The ViewLondon Review
Reinvented as a fantastic gastro pub, this Islington-based venue greatly impresses with guest ales and Sunday roasts
galore.
The Venue
The Barnsbury is a compact gastro pub on Liverpool Road, running parallel to Upper Street and a short walk from both Angel and
Highbury & Islington stations. An unassuming outside seating area gives way to a bustling main room, replete with wooden floorboards,
mirrors, blackboards and beer-related knick-knacks lining the pale blue walls. Tables and chairs of various sizes are placed around a
central bar, divided smartly into partitions and decorated with chandeliers made from upside-down wine glasses.

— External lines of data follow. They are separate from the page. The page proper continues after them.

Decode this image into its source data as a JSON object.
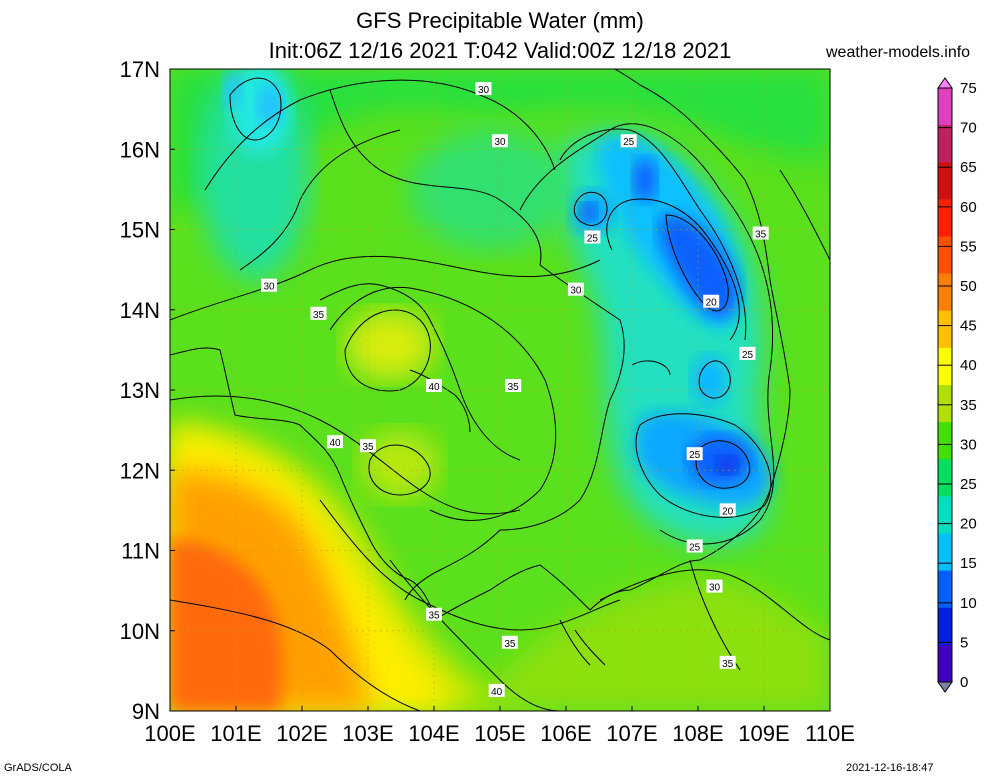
{
  "title": {
    "line1": "GFS Precipitable Water (mm)",
    "line2": "Init:06Z 12/16 2021 T:042 Valid:00Z 12/18 2021"
  },
  "site": "weather-models.info",
  "footer": {
    "credit": "GrADS/COLA",
    "timestamp": "2021-12-16-18:47"
  },
  "map": {
    "region": "Southeast Asia (Indochina)",
    "lon_range": [
      100,
      110
    ],
    "lat_range": [
      9,
      17
    ],
    "x_ticks": [
      "100E",
      "101E",
      "102E",
      "103E",
      "104E",
      "105E",
      "106E",
      "107E",
      "108E",
      "109E",
      "110E"
    ],
    "y_ticks": [
      "17N",
      "16N",
      "15N",
      "14N",
      "13N",
      "12N",
      "11N",
      "10N",
      "9N"
    ]
  },
  "colorbar": {
    "labels": [
      "75",
      "70",
      "65",
      "60",
      "55",
      "50",
      "45",
      "40",
      "35",
      "30",
      "25",
      "20",
      "15",
      "10",
      "5",
      "0"
    ],
    "colors": [
      "#ff80ff",
      "#e040c0",
      "#c02060",
      "#d01010",
      "#ff2000",
      "#ff5000",
      "#ff8000",
      "#ffc000",
      "#ffff00",
      "#b0e000",
      "#40e000",
      "#00e060",
      "#00e0c0",
      "#00c0ff",
      "#0060ff",
      "#0020e0",
      "#4000c0",
      "#8080a0"
    ]
  },
  "contour_labels": [
    {
      "text": "30",
      "lon": 104.75,
      "lat": 16.75
    },
    {
      "text": "30",
      "lon": 105.0,
      "lat": 16.1
    },
    {
      "text": "25",
      "lon": 106.95,
      "lat": 16.1
    },
    {
      "text": "25",
      "lon": 106.4,
      "lat": 14.9
    },
    {
      "text": "35",
      "lon": 108.95,
      "lat": 14.95
    },
    {
      "text": "30",
      "lon": 101.5,
      "lat": 14.3
    },
    {
      "text": "30",
      "lon": 106.15,
      "lat": 14.25
    },
    {
      "text": "20",
      "lon": 108.2,
      "lat": 14.1
    },
    {
      "text": "35",
      "lon": 102.25,
      "lat": 13.95
    },
    {
      "text": "25",
      "lon": 108.75,
      "lat": 13.45
    },
    {
      "text": "40",
      "lon": 104.0,
      "lat": 13.05
    },
    {
      "text": "35",
      "lon": 105.2,
      "lat": 13.05
    },
    {
      "text": "40",
      "lon": 102.5,
      "lat": 12.35
    },
    {
      "text": "35",
      "lon": 103.0,
      "lat": 12.3
    },
    {
      "text": "25",
      "lon": 107.95,
      "lat": 12.2
    },
    {
      "text": "20",
      "lon": 108.45,
      "lat": 11.5
    },
    {
      "text": "25",
      "lon": 107.95,
      "lat": 11.05
    },
    {
      "text": "30",
      "lon": 108.25,
      "lat": 10.55
    },
    {
      "text": "35",
      "lon": 104.0,
      "lat": 10.2
    },
    {
      "text": "35",
      "lon": 105.15,
      "lat": 9.85
    },
    {
      "text": "35",
      "lon": 108.45,
      "lat": 9.6
    },
    {
      "text": "40",
      "lon": 104.95,
      "lat": 9.25
    }
  ]
}
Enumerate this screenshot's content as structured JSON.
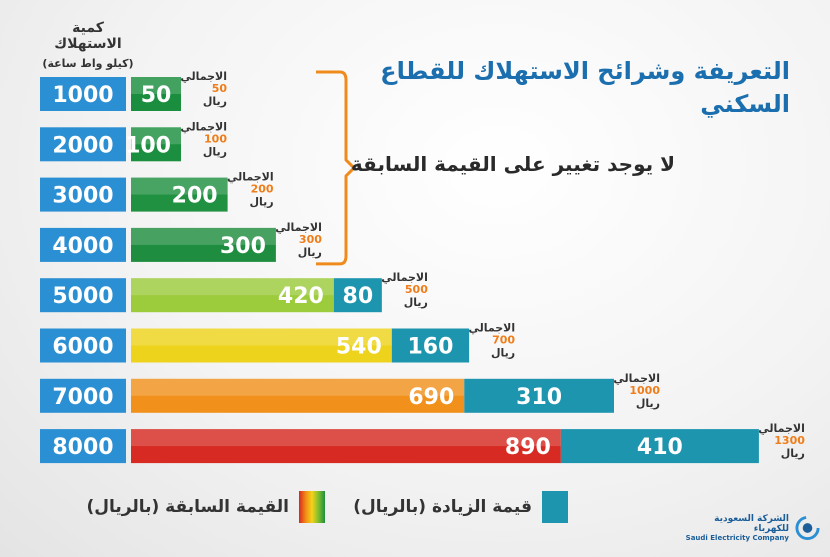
{
  "header": {
    "title": "التعريفة وشرائح الاستهلاك للقطاع السكني",
    "no_change_note": "لا يوجد تغيير على القيمة السابقة"
  },
  "legend": {
    "increase_label": "قيمة الزيادة (بالريال)",
    "previous_label": "القيمة السابقة (بالريال)"
  },
  "company": {
    "name_ar": "الشركة السعودية للكهرباء",
    "name_en": "Saudi Electricity Company"
  },
  "chart_data": {
    "type": "bar",
    "orientation": "horizontal",
    "stacked": true,
    "title": "التعريفة وشرائح الاستهلاك للقطاع السكني",
    "ylabel": "كمية الاستهلاك",
    "ylabel_unit": "(كيلو واط ساعة)",
    "categories": [
      "1000",
      "2000",
      "3000",
      "4000",
      "5000",
      "6000",
      "7000",
      "8000"
    ],
    "series": [
      {
        "name": "القيمة السابقة (بالريال)",
        "values": [
          50,
          100,
          200,
          300,
          420,
          540,
          690,
          890
        ]
      },
      {
        "name": "قيمة الزيادة (بالريال)",
        "values": [
          0,
          0,
          0,
          0,
          80,
          160,
          310,
          410
        ]
      }
    ],
    "totals": [
      50,
      100,
      200,
      300,
      500,
      700,
      1000,
      1300
    ],
    "total_label": "الاجمالي",
    "currency_label": "ريال",
    "colors": {
      "category_box": "#2b8fd3",
      "increase": "#1d95ae",
      "total_value": "#ef7d1a",
      "bracket": "#ef8a1c",
      "previous": [
        "#1a8e3e",
        "#1b8f3f",
        "#1f9141",
        "#1f8d3f",
        "#9ccb3b",
        "#eed31c",
        "#f1911b",
        "#d62a23"
      ]
    }
  }
}
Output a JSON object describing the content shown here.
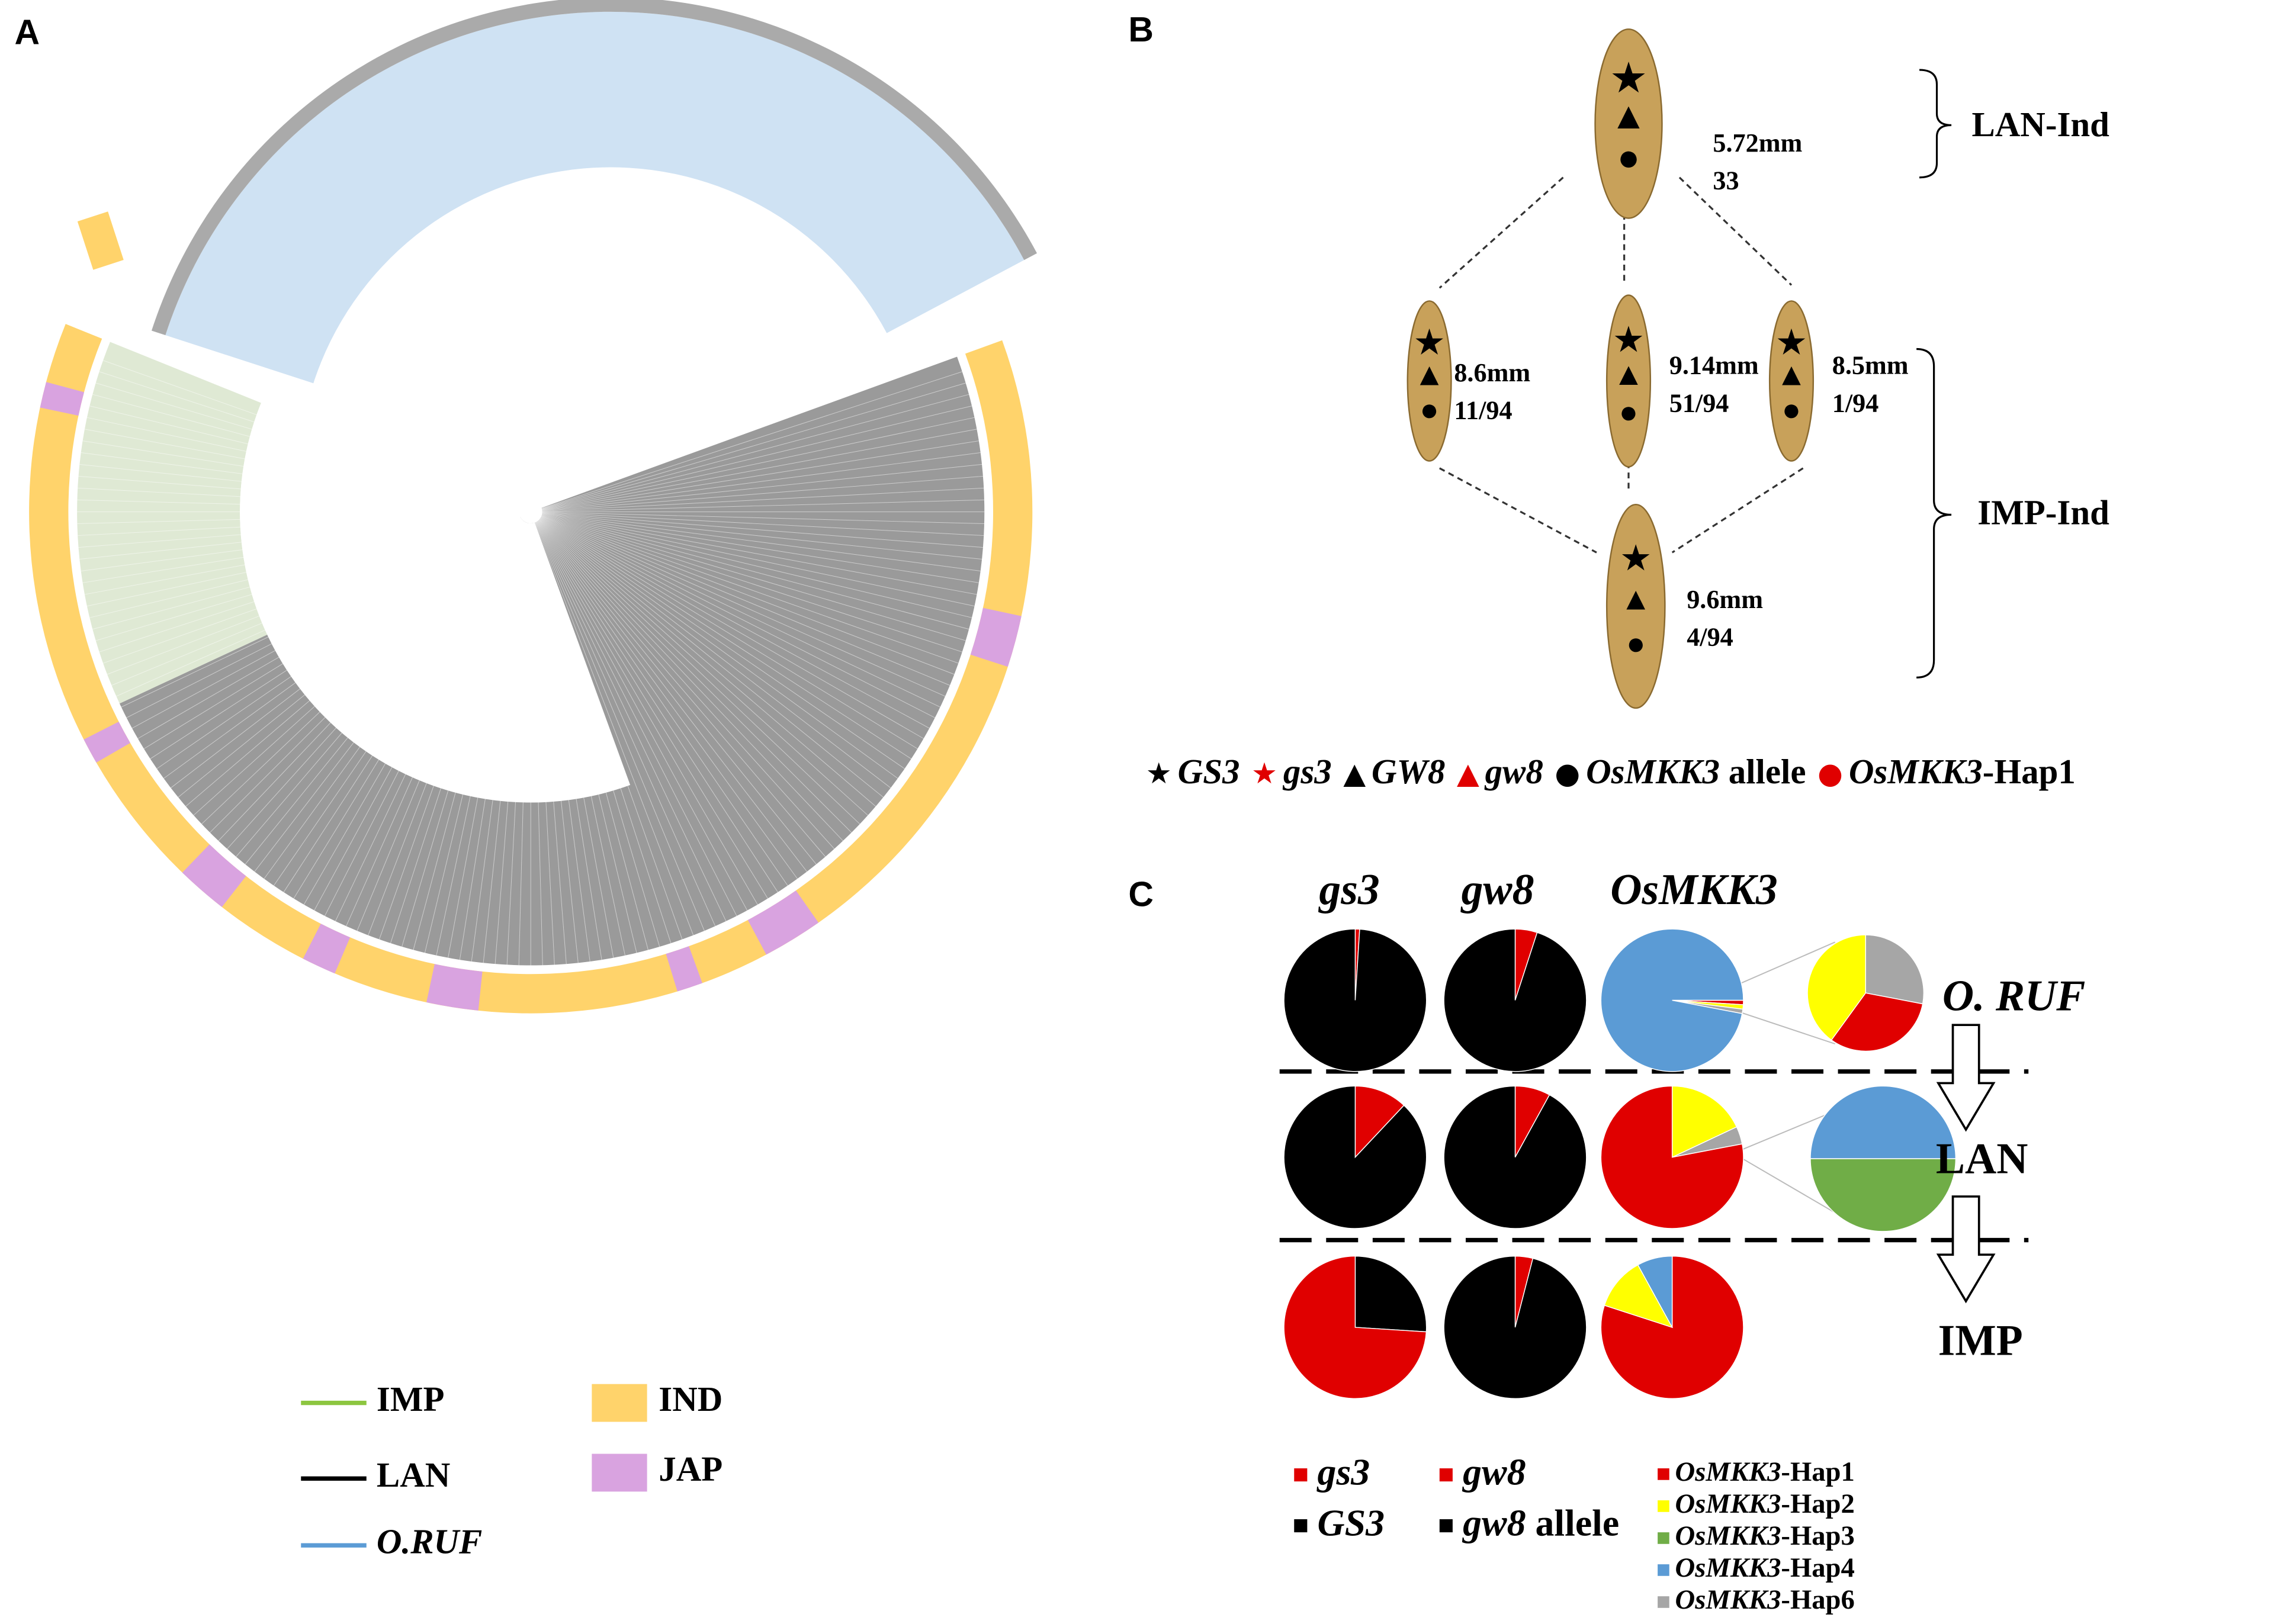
{
  "panel_a": {
    "label": "A",
    "legend": [
      {
        "name": "IMP",
        "color": "#8cc63f",
        "kind": "line"
      },
      {
        "name": "LAN",
        "color": "#000000",
        "kind": "line"
      },
      {
        "name": "O.RUF",
        "color": "#5b9bd5",
        "kind": "line"
      },
      {
        "name": "IND",
        "color": "#ffd36b",
        "kind": "box"
      },
      {
        "name": "JAP",
        "color": "#d9a3e0",
        "kind": "box"
      }
    ]
  },
  "panel_b": {
    "label": "B",
    "groups": [
      "LAN-Ind",
      "IMP-Ind"
    ],
    "grains": [
      {
        "length": "5.72mm",
        "count": "33",
        "markers": [
          "#000000",
          "#000000",
          "#000000"
        ]
      },
      {
        "length": "8.6mm",
        "count": "11/94",
        "markers": [
          "#e00000",
          "#000000",
          "#000000"
        ]
      },
      {
        "length": "9.14mm",
        "count": "51/94",
        "markers": [
          "#e00000",
          "#000000",
          "#e00000"
        ]
      },
      {
        "length": "8.5mm",
        "count": "1/94",
        "markers": [
          "#000000",
          "#e00000",
          "#e00000"
        ]
      },
      {
        "length": "9.6mm",
        "count": "4/94",
        "markers": [
          "#e00000",
          "#e00000",
          "#e00000"
        ]
      }
    ],
    "legend": [
      {
        "symbol": "★",
        "color": "#000000",
        "name": "GS3"
      },
      {
        "symbol": "★",
        "color": "#e00000",
        "name": "gs3"
      },
      {
        "symbol": "▲",
        "color": "#000000",
        "name": "GW8"
      },
      {
        "symbol": "▲",
        "color": "#e00000",
        "name": "gw8"
      },
      {
        "symbol": "●",
        "color": "#000000",
        "name": "OsMKK3",
        "suffix": " allele"
      },
      {
        "symbol": "●",
        "color": "#e00000",
        "name": "OsMKK3",
        "suffix": "-Hap1"
      }
    ]
  },
  "panel_c": {
    "label": "C",
    "columns": [
      "gs3",
      "gw8",
      "OsMKK3"
    ],
    "rows": [
      {
        "label": "O. RUF",
        "pies": [
          {
            "values": [
              1,
              99
            ],
            "colors": [
              "#e00000",
              "#000000"
            ]
          },
          {
            "values": [
              5,
              95
            ],
            "colors": [
              "#e00000",
              "#000000"
            ]
          },
          {
            "values": [
              1,
              1,
              1,
              97
            ],
            "colors": [
              "#e00000",
              "#ffff00",
              "#a6a6a6",
              "#5b9bd5"
            ]
          }
        ],
        "inset": {
          "values": [
            28,
            32,
            40
          ],
          "colors": [
            "#a6a6a6",
            "#e00000",
            "#ffff00"
          ]
        }
      },
      {
        "label": "LAN",
        "pies": [
          {
            "values": [
              12,
              88
            ],
            "colors": [
              "#e00000",
              "#000000"
            ]
          },
          {
            "values": [
              8,
              92
            ],
            "colors": [
              "#e00000",
              "#000000"
            ]
          },
          {
            "values": [
              18,
              4,
              78
            ],
            "colors": [
              "#ffff00",
              "#a6a6a6",
              "#e00000"
            ]
          }
        ],
        "inset": {
          "values": [
            50,
            50
          ],
          "colors": [
            "#5b9bd5",
            "#70ad47"
          ]
        }
      },
      {
        "label": "IMP",
        "pies": [
          {
            "values": [
              26,
              74
            ],
            "colors": [
              "#000000",
              "#e00000"
            ]
          },
          {
            "values": [
              4,
              96
            ],
            "colors": [
              "#e00000",
              "#000000"
            ]
          },
          {
            "values": [
              80,
              12,
              8
            ],
            "colors": [
              "#e00000",
              "#ffff00",
              "#5b9bd5"
            ]
          }
        ]
      }
    ],
    "legend": [
      {
        "name": "gs3",
        "color": "#e00000"
      },
      {
        "name": "GS3",
        "color": "#000000"
      },
      {
        "name": "gw8",
        "color": "#e00000"
      },
      {
        "name": "gw8",
        "suffix": " allele",
        "color": "#000000"
      }
    ],
    "hap_legend": [
      {
        "name": "OsMKK3",
        "suffix": "-Hap1",
        "color": "#e00000"
      },
      {
        "name": "OsMKK3",
        "suffix": "-Hap2",
        "color": "#ffff00"
      },
      {
        "name": "OsMKK3",
        "suffix": "-Hap3",
        "color": "#70ad47"
      },
      {
        "name": "OsMKK3",
        "suffix": "-Hap4",
        "color": "#5b9bd5"
      },
      {
        "name": "OsMKK3",
        "suffix": "-Hap6",
        "color": "#a6a6a6"
      }
    ]
  }
}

A separate dining area can be found towards the back of the room - with an entire wall consisting of French windows and the remaining
space painted white and made up of pews and tables for single or group seating; it is an airy and well-lit spot to while away the day,
and leads onto a recently-renovated beer garden out back.
The Atmosphere
A new addition to the Barnsbury neighbourhood in its current incarnation, the pub is becoming somewhat of an institution in Islington,
attracting visitors from nearby residential areas and even minor celebrities. Especially busy at weekends, when the roast-based menu
comes into its own (more on that later), the main room and, weather permitting, beer garden are particularly pleasant settings in
which to pass the day or evening – no bells and whistles, just good music, good company and a stack of board games in case attention
spans start to wane. Although no regular events are scheduled, discounted ale evenings on Mondays and Tuesdays are understandably
popular, and occasional live music nights have played host to established and up-and-coming London talents.
The Food
The food at the Barnsbury is hearty and wholesome, with a particular mention reserved for the excellent Sunday roasts, available in a
variety of forms (beef, chicken, lamb) for around £14. On weekdays, main courses are filling and tasty (if a little dear) with
burgers, steak sandwiches and fish & chips weighing at around £10 a serving, and more advanced dishes like seared tuna steak or pork
chop with chorizo risotto costing a not-unreasonable £13.50. A seriously tempting dessert spread – including a superb mint chocolate
cheesecake at £5.50 – should see you through to the end of your meal a satisfied customer.
The Drink
The staff at Barnsbury manfully keep tabs on an ever-changing roster of guest ales, too numerous to list here, and are happy to take
requests from patrons while selecting the next batch. As well as Staropramen and Amstel on tap among others (at roughly £3.50 a pint),
the partitioned bar holds many hidden delights, including a comprehensive wine list (try the 2009 Argentinian Torrentés, at £3.50 a
glass or £18 a bottle, for an excellent companion to your roast) and all manner of spirits and liqueurs for further post-prandial
indulgence.
The Last Word
Friendly, cosy and no slouch with its ales, the Barnsbury is a pub-goer’s pub par excellence, and should by rights be the focal point
of every north Londoner’s weekend at some point.